Cost - the attendance of the child or young person would be incompatible with the efficient use of resources.

10.

Unless one of those bases applies, the local authority must name the school of parental preference: section 39(3).

11.

If one of those bases applies, then section 39(5) requires the local authority to name a school or type of school that it considers to be ‘appropriate’ for the child or young person. What is ‘suitable’ and what is ‘appropriate’ will often be one and the same. In C v Buckinghamshire County Council & The Special Educational Needs Tribunal [1999] ELR 179 Thorpe LJ at 189 observed as follows:

… it is clear from s 324(4)(a) of the Education Act 1996 that the LEA has a duty to ensure that a child with special educational needs is placed at a school that is ‘appropriate’. It is not enough for the school to be merely adequate. To determine if the school is appropriate, an assessment must be made both of what it offers and what the child needs. Unless what the

school offers matches what the child needs, it is unlikely to be appropriate. The assessment of the child’s needs necessarily imports elements of a welfare judgment. If there are two schools offering facilities and standards that exceed the test of adequacy, then I would hope that ordinarily speaking the better would be judged appropriate, assuming no mismatch between specific facilities and specific needs. Parental preference obviously has a part to play in the assessment of what is appropriate. In a case where there appears to be parity of cost and parity of facilities, parental preference may be the decisive factor. But it would be wrong to elevate parental preference to the height that Mr Bowen appeared to contend for in his submissions. A bare preference might be ill-informed or capricious. In practice, parental preference may mean a fair opportunity to the parents to contend by evidence and argument for one school in preference to another.
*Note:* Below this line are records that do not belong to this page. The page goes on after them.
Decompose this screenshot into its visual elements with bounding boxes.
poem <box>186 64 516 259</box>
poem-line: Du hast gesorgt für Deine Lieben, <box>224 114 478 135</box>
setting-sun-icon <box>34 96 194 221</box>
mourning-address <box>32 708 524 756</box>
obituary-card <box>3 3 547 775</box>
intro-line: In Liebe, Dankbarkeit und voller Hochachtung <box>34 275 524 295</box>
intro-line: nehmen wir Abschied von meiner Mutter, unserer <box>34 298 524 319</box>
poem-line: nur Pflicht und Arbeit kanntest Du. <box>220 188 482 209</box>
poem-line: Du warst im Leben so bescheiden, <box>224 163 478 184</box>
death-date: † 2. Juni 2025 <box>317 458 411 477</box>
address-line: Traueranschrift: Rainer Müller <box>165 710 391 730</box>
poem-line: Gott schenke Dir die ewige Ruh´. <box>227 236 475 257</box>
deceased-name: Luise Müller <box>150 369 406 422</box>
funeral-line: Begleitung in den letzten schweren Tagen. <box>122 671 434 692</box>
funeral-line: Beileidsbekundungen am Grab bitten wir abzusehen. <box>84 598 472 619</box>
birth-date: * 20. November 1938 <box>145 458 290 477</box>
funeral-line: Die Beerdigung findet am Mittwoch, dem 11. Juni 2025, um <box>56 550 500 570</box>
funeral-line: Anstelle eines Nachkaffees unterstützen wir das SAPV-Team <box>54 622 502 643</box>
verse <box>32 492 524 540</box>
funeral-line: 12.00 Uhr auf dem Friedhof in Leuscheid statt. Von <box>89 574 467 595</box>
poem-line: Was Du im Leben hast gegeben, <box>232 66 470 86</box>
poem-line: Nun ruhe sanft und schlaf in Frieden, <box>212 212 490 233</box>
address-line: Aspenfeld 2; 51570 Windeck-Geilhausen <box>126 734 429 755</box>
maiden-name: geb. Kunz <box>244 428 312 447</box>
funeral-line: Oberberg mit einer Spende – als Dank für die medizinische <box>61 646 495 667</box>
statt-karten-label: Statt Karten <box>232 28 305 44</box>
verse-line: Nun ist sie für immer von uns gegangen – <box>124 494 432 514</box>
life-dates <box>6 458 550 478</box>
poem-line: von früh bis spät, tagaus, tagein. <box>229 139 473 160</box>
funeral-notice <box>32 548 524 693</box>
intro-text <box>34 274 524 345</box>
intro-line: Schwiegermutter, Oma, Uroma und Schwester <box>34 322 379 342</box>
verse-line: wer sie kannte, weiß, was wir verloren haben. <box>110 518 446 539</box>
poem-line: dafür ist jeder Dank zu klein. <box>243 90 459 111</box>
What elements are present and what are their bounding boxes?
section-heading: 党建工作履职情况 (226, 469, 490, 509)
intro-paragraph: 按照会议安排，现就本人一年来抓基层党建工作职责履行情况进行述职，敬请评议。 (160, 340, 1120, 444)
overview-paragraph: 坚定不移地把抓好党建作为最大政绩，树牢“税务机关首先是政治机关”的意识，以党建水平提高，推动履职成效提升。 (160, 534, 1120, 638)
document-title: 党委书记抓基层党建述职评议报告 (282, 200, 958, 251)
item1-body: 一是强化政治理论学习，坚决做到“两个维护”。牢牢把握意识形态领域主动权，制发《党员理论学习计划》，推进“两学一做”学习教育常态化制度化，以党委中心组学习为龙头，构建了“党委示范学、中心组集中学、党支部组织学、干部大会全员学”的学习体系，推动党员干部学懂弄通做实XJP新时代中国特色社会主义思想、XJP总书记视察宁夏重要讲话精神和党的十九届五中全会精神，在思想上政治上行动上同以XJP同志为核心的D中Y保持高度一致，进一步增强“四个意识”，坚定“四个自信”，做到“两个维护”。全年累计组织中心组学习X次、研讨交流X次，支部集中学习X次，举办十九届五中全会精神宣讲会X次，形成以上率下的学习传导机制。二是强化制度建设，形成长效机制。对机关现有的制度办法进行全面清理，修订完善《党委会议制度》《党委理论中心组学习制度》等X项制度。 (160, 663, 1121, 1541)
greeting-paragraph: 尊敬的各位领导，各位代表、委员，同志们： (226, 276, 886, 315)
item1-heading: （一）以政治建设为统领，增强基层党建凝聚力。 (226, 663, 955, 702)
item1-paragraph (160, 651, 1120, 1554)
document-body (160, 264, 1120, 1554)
Therefore, preferences must be reasoned to enable the parent to demonstrate that they rest on a sound

foundation of accurate information and wise judgment.

12.

However, in R (an Academy Trust) v Medway Council [2019] EWHC 156 (Admin) Philip Mott QC (sitting as a Deputy High Court Judge) held at [94(ix)] that in principle a school could be ‘appropriate’ for the purposes of section 39(5) even though it was not ‘suitable’ for the purposes of section 93(3). One such situation, he observed in that case, is where the so-called ‘right to mainstream’ in section 33 of the CFA 2014 is engaged. The full passage from his judgment in that case is set out in the next section of this decision.